The point is normally getting the kernel image loaded somewhere in memory and run it, but details may differ:
where do I get the kernel image? (file on a partition? fixed offset on the device? should I just map a device in memory?)
what should be loaded? (only a "core" image? also a ramdisk with additional data?)
where should it be loaded? Is additional initialization (CPU/MMU status, device initialization, ...) required?
are there kernel parameters to pass? Where should they be put for the kernel to see?
where is the configuration for the bootloader itself stored (hard-coded, files on a partition, ...)? How to load the additional modules? (bootloaders like GRUB are actually small OSes by themselves)
Different bootloaders and OSes may do this stuff differently. The "UNIX-like" bit is not relevant, an OS starts being ostensibly UNIXy (POSIX syscalls, init process, POSIX userland,...) mostly after the kernel starts running.
Even on common x86 PCs the start differs deeply between "traditional BIOS" and UEFI mode (in this last case, the UEFI itself can load and start the kernel, without additional bootloaders being involved).
Coming down to the start of a modern Linux distribution on x86 in BIOS mode with GRUB2, the basic idea is to quickly get up and running a system which can deal with "normal" PC abstractions (disk partitions, files on filesystems, ...), keeping at minimum the code that has to deal with hardcoded disk offsets.
GRUB is not a monolithic program, but it's composed in stages. When booting, the BIOS loads and executes the code stored in the MBR, which is the first stage of GRUB. Since the amount of code that can be stored there is extremely limited (few hundred bytes), all this code does is to act as a trampoline for the next GRUB stage (somehow, it "boots GRUB");
the MBR code contains hard-coded the address of the first sector of the "core image"; this, in turn, contains the code to load the rest of the "core image" from disk (again, hard-coded as a list of disk sectors);
Once the core image is loaded, the ugly work is done, since the GRUB core image normally contains basic file system drivers, so it can load additional configuration and modules from regular files on the boot partition;
Now what happens depends on the configuration of the specific boot entry; for booting Linux, usually there are two files involved: the kernel image and the initrd:
initrd contains the "initial ramdrive", containing the barebones userland mounted as / in the early boot process (before the kernel has mounted the filesystems); it mostly contains device detection helpers, device drivers, filesystem drivers, ... to allow the kernel to be able to load on demand the code needed to mount the "real" root partition;
the kernel image is a (usually compressed) executable image in some format, which contains the actual kernel code; the bootloader extracts it in memory (following some rules), puts the kernel parameters and initrd memory position in some memory location and then jumps to the kernel entrypoint, whence the kernel takes over the boot process;
From there, the "real" Linux boot process starts, which normally involves loading device drivers, starting init, mounting disks and so on.
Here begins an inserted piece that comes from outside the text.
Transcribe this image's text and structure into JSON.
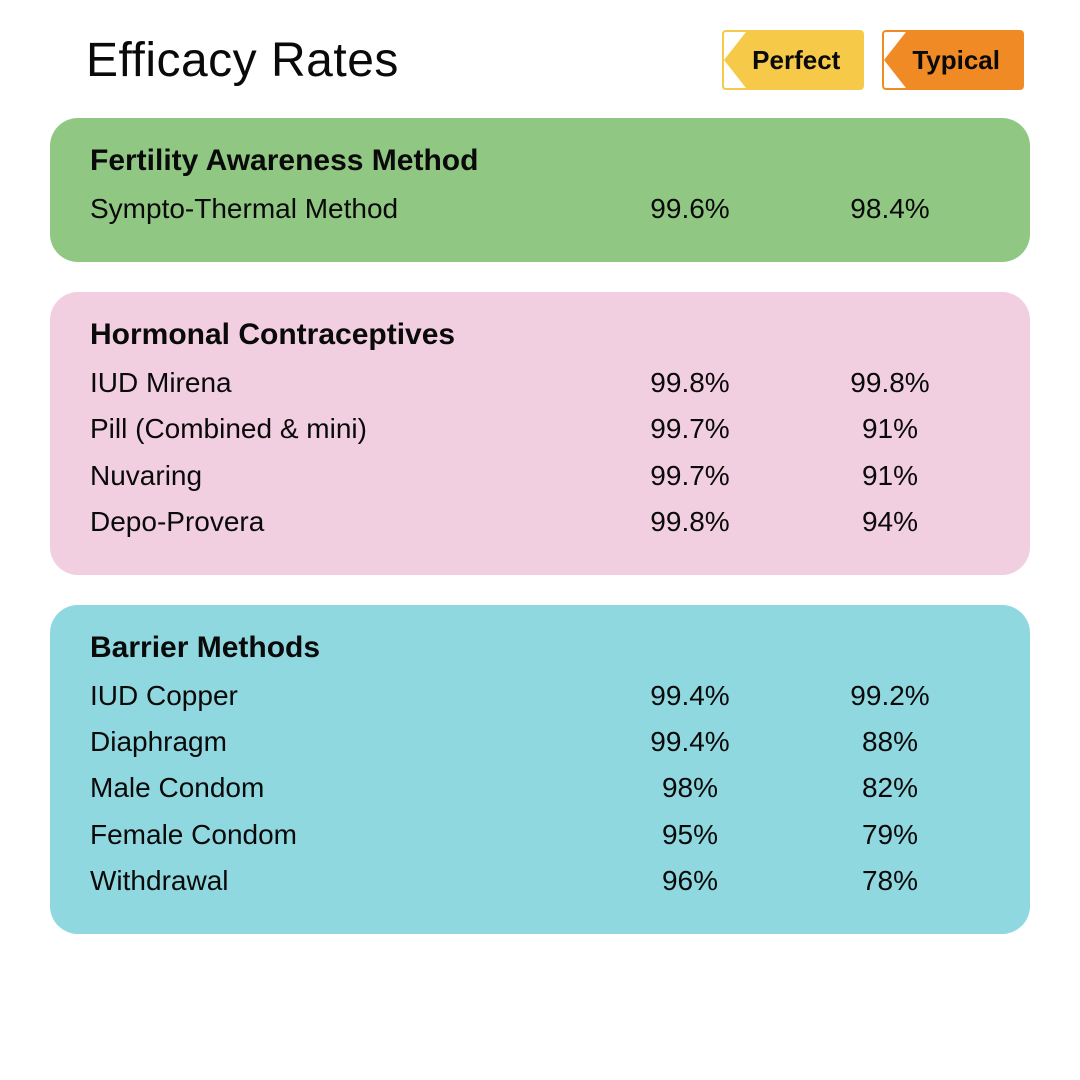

Again, this is all (x86, BIOS, Linux, GRUB2)-specific; points 1-2 are different on architectures without an MBR, and are are skipped completely if GRUB is loaded straight from UEFI; 1-3 are different/avoided if UEFI (or some other loader) is used to load directly the kernel image. The initrd thing may be not involved if the kernel image already bundles all that is needed to start (typical of embedded images); details of points 4-5 are different for different OSes (although the basic idea is usually similar). And, on embedded machines the kernel may be placed directly at a "magic" location that is automatically mapped in memory and run at start.